Jim Boyle Feb. 3, 2015, 1:48pm


HARRISBURG - Following his abrupt resignation as state treasurer last week, two counts

of attempted extortion have been filed against Rob McCord by the U.S. Attorney's Office for the Middle District of Pennsylvania.

According to a press release, a plea agreement has been reached and McCord will plead guilty to both charges when he appears for his arraignment on Feb. 17.

Court documents say McCord attempted to extort campaign contributions from a law firm and a property management company while he was running for governor by threatening economic harm to the potential donors if they failed to make sufficient campaign contributions.

In particular, McCord threatened to use his position as state treasurer to interfere with the business that the law firm and property management firm were conducting with the state if they did not make the contributions, it is alleged.

Both parties have agreed to a statement of facts that has been submitted with the federal charges.

According to the documents, McCord lent his primary gubernatorial campaign $2 million in April while trailing in the polls. Between April 18 and May 6, McCord made several phone calls to a Philadelphia-based law firm seeking contributions.

One managing partner agreed to a $5,000 donation, but McCord threatened economic harm if they did not increase the contribution to $25,000.

One of the law firm's attorneys is also a neighbor of McCord's, according to the court documents, and was approached several times about asking the managing partners to donate more funds to the campaign.

McCord acknowledged that the managing partners backed incumbent Republican Gov. Tom Corbett, but advised that he still held a position of power regardless of the primary results.

"If you are not going to hedge your bet, don't think that I am so stupid that I am not going to read you the riot act down the road," McCord said to the attorney.

McCord also offered strategies to allow the firm to make the contributions without contradicting its public support for Corbett, such as making the donation through the attorney's wife.

He also instructed the attorney on how to persuade the managing partner, laying out a scenario in which the attorney would say that the state treasurer could disrupt any business the firm had with the state government.

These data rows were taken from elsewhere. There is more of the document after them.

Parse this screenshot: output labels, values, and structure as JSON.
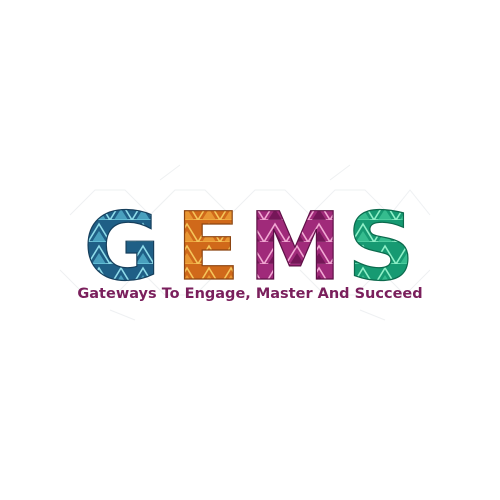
{
  "logo": {
    "letters": [
      {
        "char": "G",
        "color": "#1f5f86",
        "accent": "#8fdcea"
      },
      {
        "char": "E",
        "color": "#d0691a",
        "accent": "#f5c55a"
      },
      {
        "char": "M",
        "color": "#a02a7a",
        "accent": "#f2a9d4"
      },
      {
        "char": "S",
        "color": "#169a72",
        "accent": "#8ff0c8"
      }
    ]
  },
  "tagline": "Gateways To Engage, Master And Succeed",
  "colors": {
    "tagline": "#7a1f5c",
    "background": "#ffffff"
  }
}
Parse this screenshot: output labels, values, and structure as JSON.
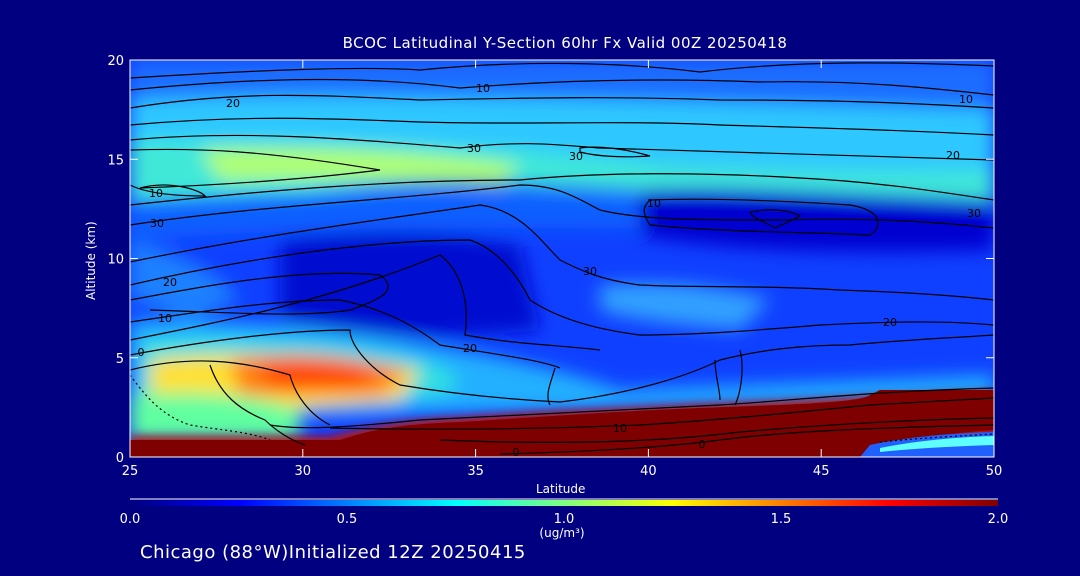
{
  "chart_data": {
    "type": "heatmap",
    "title": "BCOC Latitudinal Y-Section 60hr  Fx Valid 00Z 20250418",
    "xlabel": "Latitude",
    "ylabel": "Altitude (km)",
    "xlim": [
      25,
      50
    ],
    "ylim": [
      0,
      20
    ],
    "x_ticks": [
      "25",
      "30",
      "35",
      "40",
      "45",
      "50"
    ],
    "y_ticks": [
      "0",
      "5",
      "10",
      "15",
      "20"
    ],
    "colorbar": {
      "min": 0.0,
      "max": 2.0,
      "ticks": [
        "0.0",
        "0.5",
        "1.0",
        "1.5",
        "2.0"
      ],
      "units": "(ug/m³)",
      "colors": [
        "#00007f",
        "#0000ff",
        "#0080ff",
        "#00ffff",
        "#80ff80",
        "#ffff00",
        "#ff8000",
        "#ff0000",
        "#7f0000"
      ]
    },
    "contour_labels": [
      "10",
      "20",
      "10",
      "30",
      "30",
      "20",
      "10",
      "30",
      "30",
      "20",
      "10",
      "10",
      "0",
      "20",
      "30",
      "20",
      "0",
      "10",
      "0"
    ]
  },
  "footer": "Chicago (88°W)Initialized 12Z 20250415"
}
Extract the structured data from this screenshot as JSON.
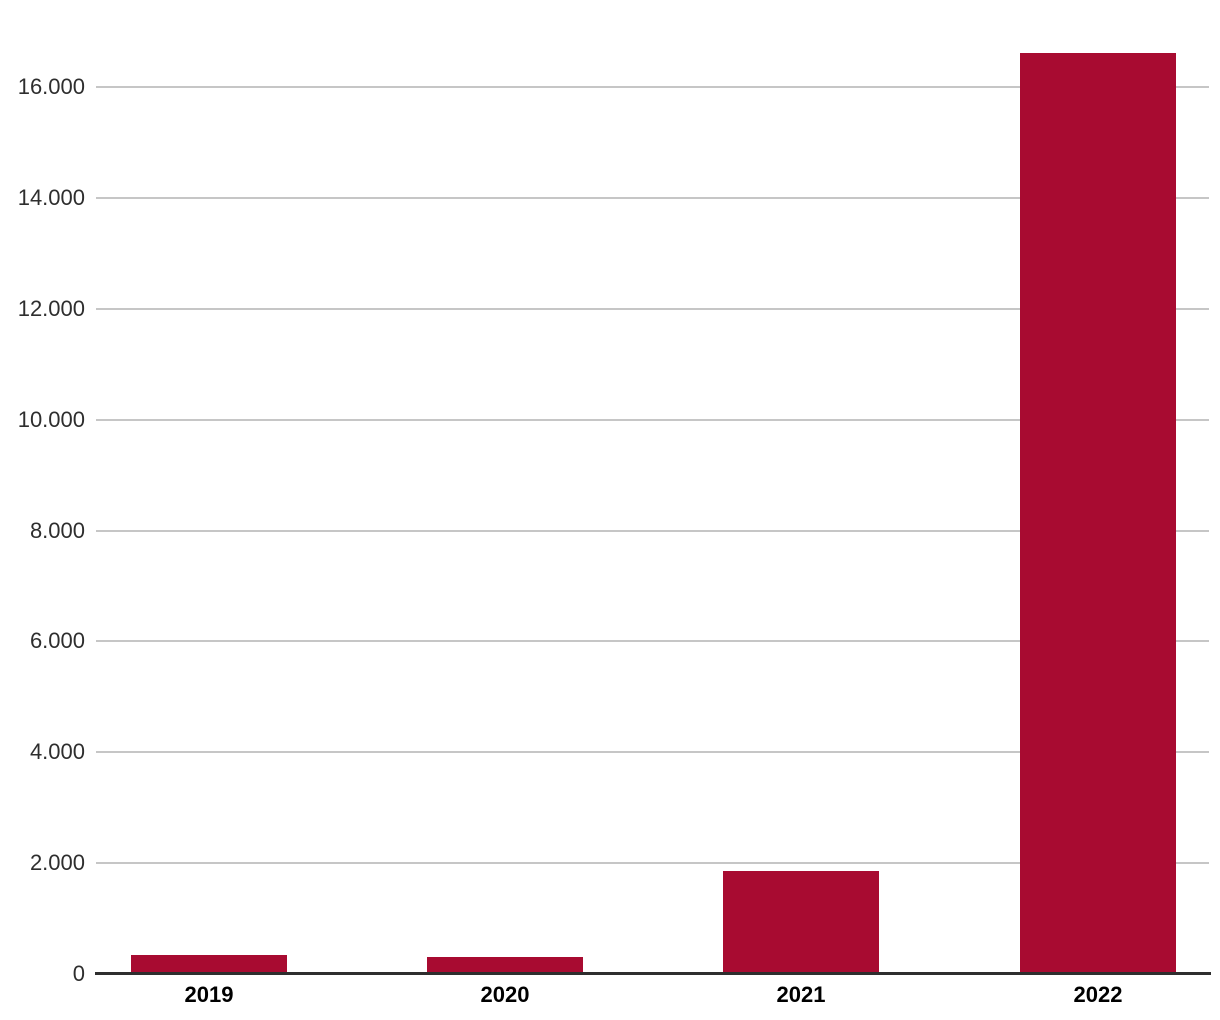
{
  "chart_data": {
    "type": "bar",
    "title": "",
    "xlabel": "",
    "ylabel": "",
    "categories": [
      "2019",
      "2020",
      "2021",
      "2022"
    ],
    "values": [
      345,
      305,
      1855,
      16605
    ],
    "ylim": [
      0,
      17550
    ],
    "y_tick_interval": 2000,
    "y_ticks": [
      {
        "value": 0,
        "label": "0"
      },
      {
        "value": 2000,
        "label": "2.000"
      },
      {
        "value": 4000,
        "label": "4.000"
      },
      {
        "value": 6000,
        "label": "6.000"
      },
      {
        "value": 8000,
        "label": "8.000"
      },
      {
        "value": 10000,
        "label": "10.000"
      },
      {
        "value": 12000,
        "label": "12.000"
      },
      {
        "value": 14000,
        "label": "14.000"
      },
      {
        "value": 16000,
        "label": "16.000"
      }
    ],
    "grid": true,
    "legend": false,
    "colors": {
      "bar": "#A80B31",
      "gridline": "#C6C6C6",
      "axis_line": "#2E2E2E",
      "y_tick_label": "#2E2E2E",
      "x_tick_label": "#000000",
      "background": "#FFFFFF"
    }
  }
}
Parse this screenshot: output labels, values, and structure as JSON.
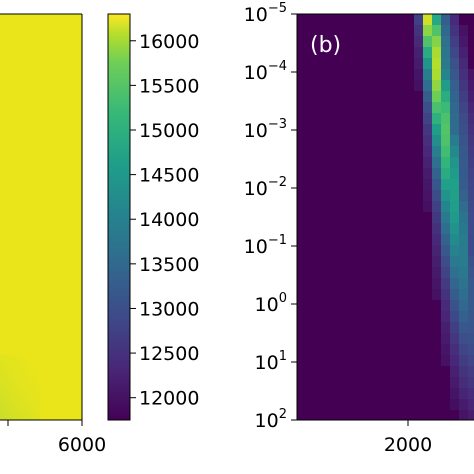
{
  "chart_data": [
    {
      "type": "heatmap",
      "panel": "a (partial, right edge)",
      "x_tick_labels": [
        "6000"
      ],
      "fill_color": "#e9e51a",
      "corner_color": "#c8de2a",
      "colorbar": {
        "range": [
          11750,
          16300
        ],
        "ticks": [
          {
            "value": 16000,
            "label": "16000"
          },
          {
            "value": 15500,
            "label": "15500"
          },
          {
            "value": 15000,
            "label": "15000"
          },
          {
            "value": 14500,
            "label": "14500"
          },
          {
            "value": 14000,
            "label": "14000"
          },
          {
            "value": 13500,
            "label": "13500"
          },
          {
            "value": 13000,
            "label": "13000"
          },
          {
            "value": 12500,
            "label": "12500"
          },
          {
            "value": 12000,
            "label": "12000"
          }
        ]
      }
    },
    {
      "type": "heatmap",
      "panel_label": "(b)",
      "y_scale": "log",
      "y_ticks": [
        {
          "mant": "10",
          "exp": "−5",
          "value": 1e-05
        },
        {
          "mant": "10",
          "exp": "−4",
          "value": 0.0001
        },
        {
          "mant": "10",
          "exp": "−3",
          "value": 0.001
        },
        {
          "mant": "10",
          "exp": "−2",
          "value": 0.01
        },
        {
          "mant": "10",
          "exp": "−1",
          "value": 0.1
        },
        {
          "mant": "10",
          "exp": "0",
          "value": 1
        },
        {
          "mant": "10",
          "exp": "1",
          "value": 10
        },
        {
          "mant": "10",
          "exp": "2",
          "value": 100
        }
      ],
      "x_tick_labels": [
        "2000"
      ],
      "background_color": "#440154",
      "ridge": {
        "x_at_top": 2100,
        "x_at_bottom": 2900,
        "peak_color": "#fde725"
      }
    }
  ]
}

A similar threat was made to a property management company in Western Pennsylvania, according to the court papers. The company had enjoyed numerous incentives and benefits from the state government while engaged in interstate commerce, benefits that McCord threatened to deny if the company did not make substantial donations to his campaign.

Using a campaign bundler as the liaison, McCord expressed his disappointment that the company had not followed through on promised contributions, promising to make it harder for the company to receive another state benefit.

The maximum penalty for each extortion count is 20 years in prison and a fine of up to $250,000, but the plea agreement will likely result in a lighter sentence.